Seandainya O’Reilly mencetak gol dan City menang melalui adu penalti, Spurs akan tetap tampil hebat karena mereka adalah tim yang lebih baik; ada banyak hal yang disukai Postecoglou. Kita semua tahu bagaimana kisah ini akan diceritakan jika mereka tidak tertekuk. Namun mereka berhasil lolos ke babak perempat final di kandang sendiri melawan Manchester United dan itu tentunya merupakan hasil yang memperkuat keyakinan, untuk membawa stabilitas dalam menghadapi kegelisahan.
“Ya, tapi seharusnya tidak seperti itu – kami tidak ingin naik turun,” kata Kulusevski. “Jika Anda ingin menjadi juara, Anda harus berada di sana setiap pertandingan. Itu adalah bagian utama yang harus dipahami semua orang.”
Kulusevski jelas siap menghadapi City. Dia selalu begitu. Pemain berusia 24 tahun, misalnya, telah mencetak gol di ketiga pertandingan tandangnya melawan mereka. “Saya menganggapnya pribadi untuk bermain melawan City,” katanya. “Saya suka bermain melawan yang terbaik… itu hanya memberikan motivasi ekstra.
“Itu masalah pribadi.

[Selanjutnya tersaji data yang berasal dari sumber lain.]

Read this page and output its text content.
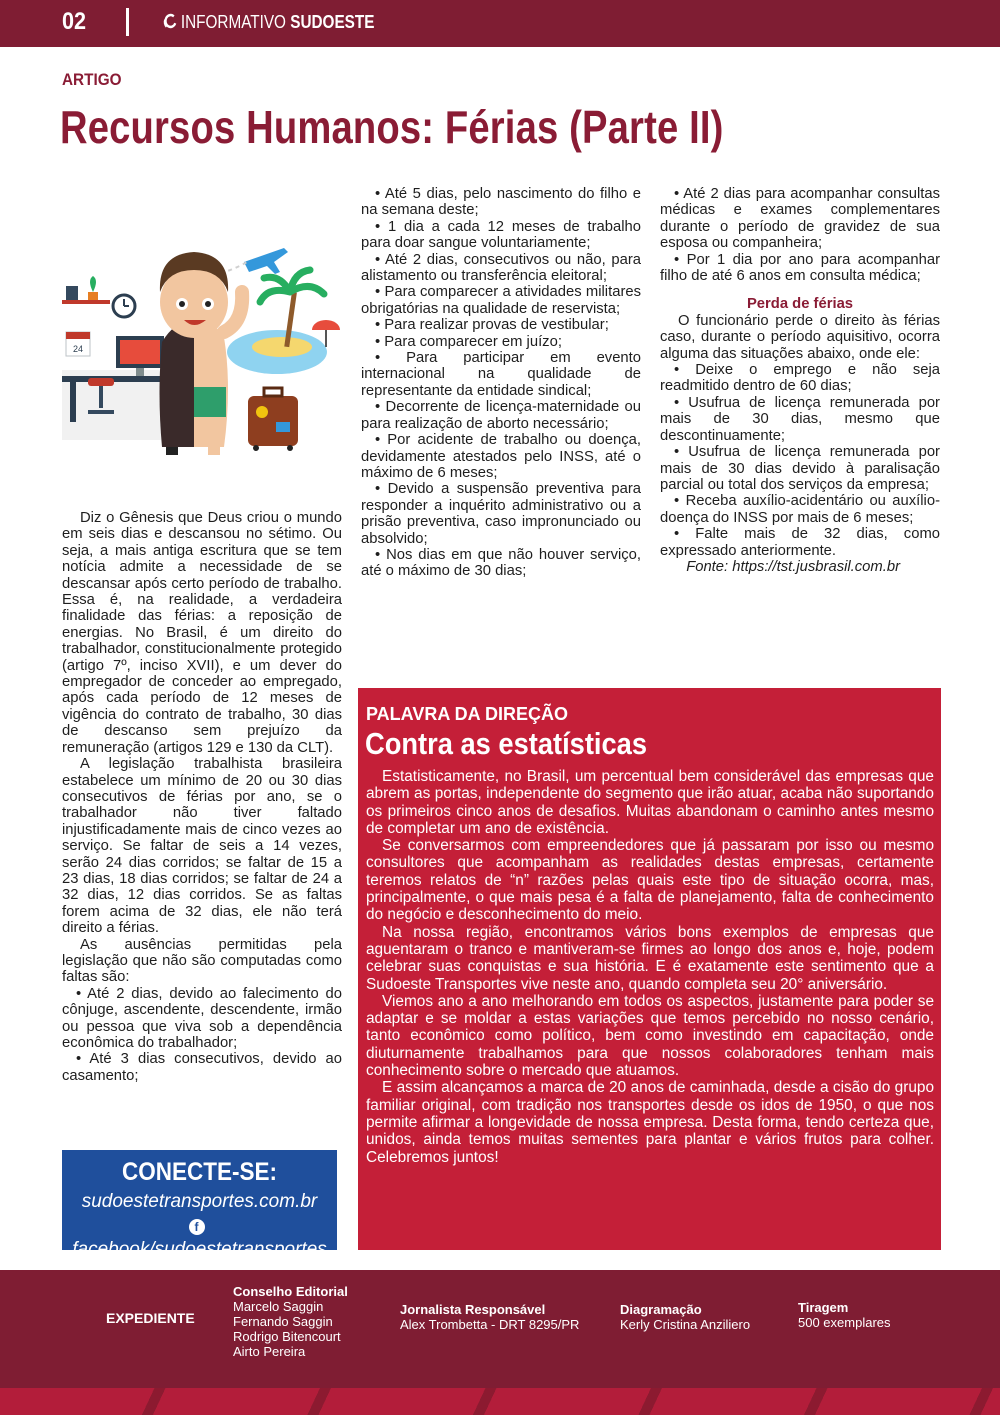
02	INFORMATIVO SUDOESTE
ARTIGO
Recursos Humanos: Férias (Parte II)
24

Diz o Gênesis que Deus criou o mundo em seis dias e descansou no sétimo. Ou seja, a mais antiga escritura que se tem notícia admite a necessidade de se descansar após certo período de trabalho. Essa é, na realidade, a verdadeira finalidade das férias: a reposição de energias. No Brasil, é um direito do trabalhador, constitucionalmente protegido (artigo 7º, inciso XVII), e um dever do empregador de conceder ao empregado, após cada período de 12 meses de vigência do contrato de trabalho, 30 dias de descanso sem prejuízo da remuneração (artigos 129 e 130 da CLT).

A legislação trabalhista brasileira estabelece um mínimo de 20 ou 30 dias consecutivos de férias por ano, se o trabalhador não tiver faltado injustificadamente mais de cinco vezes ao serviço. Se faltar de seis a 14 vezes, serão 24 dias corridos; se faltar de 15 a 23 dias, 18 dias corridos; se faltar de 24 a 32 dias, 12 dias corridos. Se as faltas forem acima de 32 dias, ele não terá direito a férias.

As ausências permitidas pela legislação que não são computadas como faltas são:

• Até 2 dias, devido ao falecimento do cônjuge, ascendente, descendente, irmão ou pessoa que viva sob a dependência econômica do trabalhador;

• Até 3 dias consecutivos, devido ao casamento;

• Até 5 dias, pelo nascimento do filho e na semana deste;

• 1 dia a cada 12 meses de trabalho para doar sangue voluntariamente;

• Até 2 dias, consecutivos ou não, para alistamento ou transferência eleitoral;

• Para comparecer a atividades militares obrigatórias na qualidade de reservista;

• Para realizar provas de vestibular;

• Para comparecer em juízo;

• Para participar em evento internacional na qualidade de representante da entidade sindical;

• Decorrente de licença-maternidade ou para realização de aborto necessário;

• Por acidente de trabalho ou doença, devidamente atestados pelo INSS, até o máximo de 6 meses;

• Devido a suspensão preventiva para responder a inquérito administrativo ou a prisão preventiva, caso impronunciado ou absolvido;

• Nos dias em que não houver serviço, até o máximo de 30 dias;

• Até 2 dias para acompanhar consultas médicas e exames complementares durante o período de gravidez de sua esposa ou companheira;

• Por 1 dia por ano para acompanhar filho de até 6 anos em consulta médica;

Perda de férias

O funcionário perde o direito às férias caso, durante o período aquisitivo, ocorra alguma das situações abaixo, onde ele:

• Deixe o emprego e não seja readmitido dentro de 60 dias;

• Usufrua de licença remunerada por mais de 30 dias, mesmo que descontinuamente;

• Usufrua de licença remunerada por mais de 30 dias devido à paralisação parcial ou total dos serviços da empresa;

• Receba auxílio-acidentário ou auxílio-doença do INSS por mais de 6 meses;

• Falte mais de 32 dias, como expressado anteriormente.

Fonte: https://tst.jusbrasil.com.br

CONECTE-SE:
sudoestetransportes.com.br
ffacebook/sudoestetransportes
PALAVRA DA DIREÇÃO
Contra as estatísticas

Estatisticamente, no Brasil, um percentual bem considerável das empresas que abrem as portas, independente do segmento que irão atuar, acaba não suportando os primeiros cinco anos de desafios. Muitas abandonam o caminho antes mesmo de completar um ano de existência.

Se conversarmos com empreendedores que já passaram por isso ou mesmo consultores que acompanham as realidades destas empresas, certamente teremos relatos de “n” razões pelas quais este tipo de situação ocorra, mas, principalmente, o que mais pesa é a falta de planejamento, falta de conhecimento do negócio e desconhecimento do meio.

Na nossa região, encontramos vários bons exemplos de empresas que aguentaram o tranco e mantiveram-se firmes ao longo dos anos e, hoje, podem celebrar suas conquistas e sua história. E é exatamente este sentimento que a Sudoeste Transportes vive neste ano, quando completa seu 20° aniversário.

Viemos ano a ano melhorando em todos os aspectos, justamente para poder se adaptar e se moldar a estas variações que temos percebido no nosso cenário, tanto econômico como político, bem como investindo em capacitação, onde diuturnamente trabalhamos para que nossos colaboradores tenham mais conhecimento sobre o mercado que atuamos.

E assim alcançamos a marca de 20 anos de caminhada, desde a cisão do grupo familiar original, com tradição nos transportes desde os idos de 1950, o que nos permite afirmar a longevidade de nossa empresa. Desta forma, tendo certeza que, unidos, ainda temos muitas sementes para plantar e vários frutos para colher. Celebremos juntos!

EXPEDIENTE
Conselho Editorial
Marcelo Saggin
Fernando Saggin
Rodrigo Bitencourt
Airto Pereira
Jornalista Responsável
Alex Trombetta - DRT 8295/PR
Diagramação
Kerly Cristina Anziliero
Tiragem
500 exemplares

Semua orang yang dekat denganku mengetahuinya. Saya telah mempersiapkan permainan ini sejak lama. Aku sudah lama memikirkannya. Tidak ada rasa takut; itu kebalikan dari rasa takut. Saya tahu saya harus tampil dan saya melakukannya.”
Di mana Spurs kesulitan, menurut Kulusevski, adalah laga tandang melawan tim yang bermain lebih bertahan dan lebih mengandalkan fisik. Seperti Istana, mungkin. Ada tanda tanya terkait bagaimana Postecoglou mengatur lini tengahnya.
Kulusevski telah memainkan peran penyerang sentralnya sedemikian rupa musim ini sehingga ia harus bermain di sana. Namun Postecoglou juga harus mengakomodasi James Maddison. Ketika ia memulai keduanya di Palace, dengan Bissouma sebagai pemain bertahan, hal itu tidak berjalan dengan baik. Ada argumen bahwa Spurs bisa dikalibrasi lebih baik dalam formasi 4-2-3-1 dengan dua pemain Bissouma, Pape Sarr dan Rodrigo Bentancur di depan pertahanan.
“Kami harus meningkatkan performa tandang melawan tim yang bermain sangat fisik dan tidak memainkan sepak bola seperti yang dimainkan di pertandingan City,” kata Kulusevski. “Saya tidak takut dengan pertandingan-pertandingan ini (melawan City) namun saya tahu kami harus banyak berkembang dalam pertandingan tandang ini.
“Kami harus membicarakan banyak hal tentang hal itu di tim. Kami harus mengubah beberapa hal ketika kami bermain melawan tim yang memainkan sepakbola lebih sulit. Apakah kita membicarakan hal ini setelah pertandingan melawan Palace? Tidak, karena kami harus fokus pada City. Tapi saya ingin membicarakannya di masa depan.”